If after 200 grams of water were added to the 24%-solution of alcohol, the strength of the solution decreased by one-third, how much of the 24%-solution was used?

A. 180 grams
B. 220 grams
C. 250 grams
D. 350 grams
E. 400 grams

Let the weight of 24% solution used be $$x$$ grams, then the weight of alcohol in it would be $$0.24x$$. Next, as in the final solution strength decreased by $$\frac{1}{3}$$ thus the strength of the final mixture became $$24*\frac{2}{3}=16 \%$$.

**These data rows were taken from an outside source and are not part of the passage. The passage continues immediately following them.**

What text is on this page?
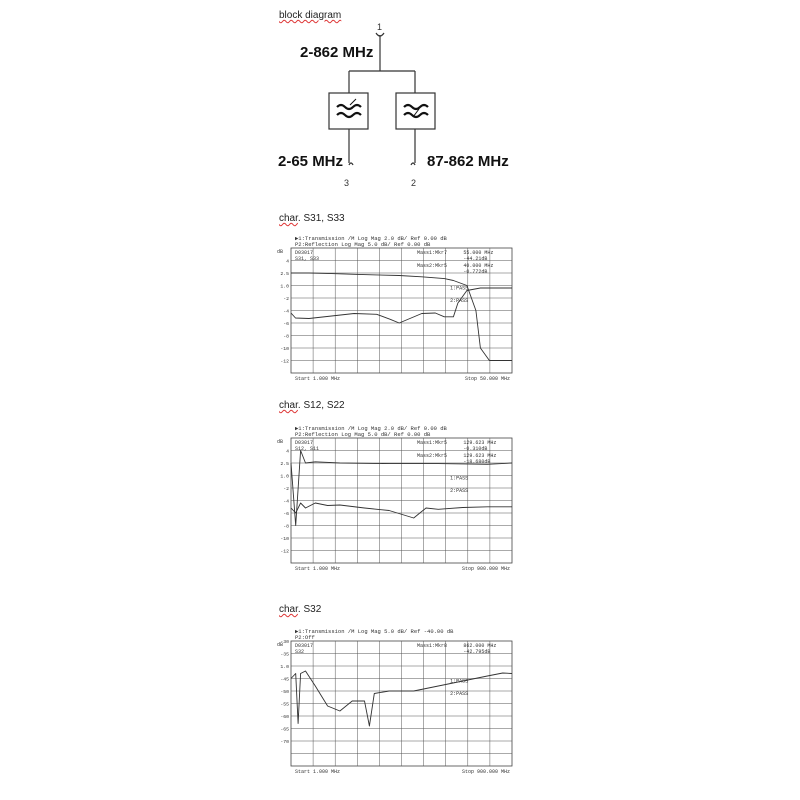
block diagram
1
2-862 MHz
2-65 MHz	87-862 MHz
3	2
char. S31, S33
char. S12, S22
char. S32
▶1:Transmission /M Log Mag 2.0 dB/ Ref 0.00 dB
P2:Reflection Log Mag 5.0 dB/ Ref 0.00 dB
dB
4
2.5
1.0
-2
-4
-6
-8
-10
-12
D03017
S31, S33
Mass1:Mkr7	55.000 MHz
-44.21dB
Mass2:Mkr5	40.000 MHz
-0.772dB
1:PASS
2:PASS
Start 1.000 MHz	Stop 50.000 MHz
▶1:Transmission /M Log Mag 2.0 dB/ Ref 0.00 dB
P2:Reflection Log Mag 5.0 dB/ Ref 0.00 dB
dB
4
2.5
1.0
-2
-4
-6
-8
-10
-12
D03017
S12, S11
Mass1:Mkr5	129.623 MHz
-0.310dB
Mass2:Mkr5	129.623 MHz
-18.680dB
1:PASS
2:PASS
Start 1.000 MHz	Stop 900.000 MHz
▶1:Transmission /M Log Mag 5.0 dB/ Ref -40.00 dB
P2:Off
dB
-30
-35
1.0
-45
-50
-55
-60
-65
-70
D03017
S32
Mass1:Mkr8	862.000 MHz
-42.795dB
1:PASS
2:PASS
Start 1.000 MHz	Stop 900.000 MHz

Set the equation: $$0.24x=0.16(x+200)$$, the weight of 16% alcohol in $$x+200$$ grams of new solution comes only from (equals to) 24% alcohol in $$x$$ grams of strong (initial) solution, as there is 0 grams of alcohol in water (0% alcohol solution). Solving gives: $$x=400$$.

Hi I use a different method and solve it really quickly :

After the water has been added the concentration decrease by $$\frac{1}{3}$$.

It means that $$\frac{1}{3}$$ of the final mixture contains no alcohol and therefore is water.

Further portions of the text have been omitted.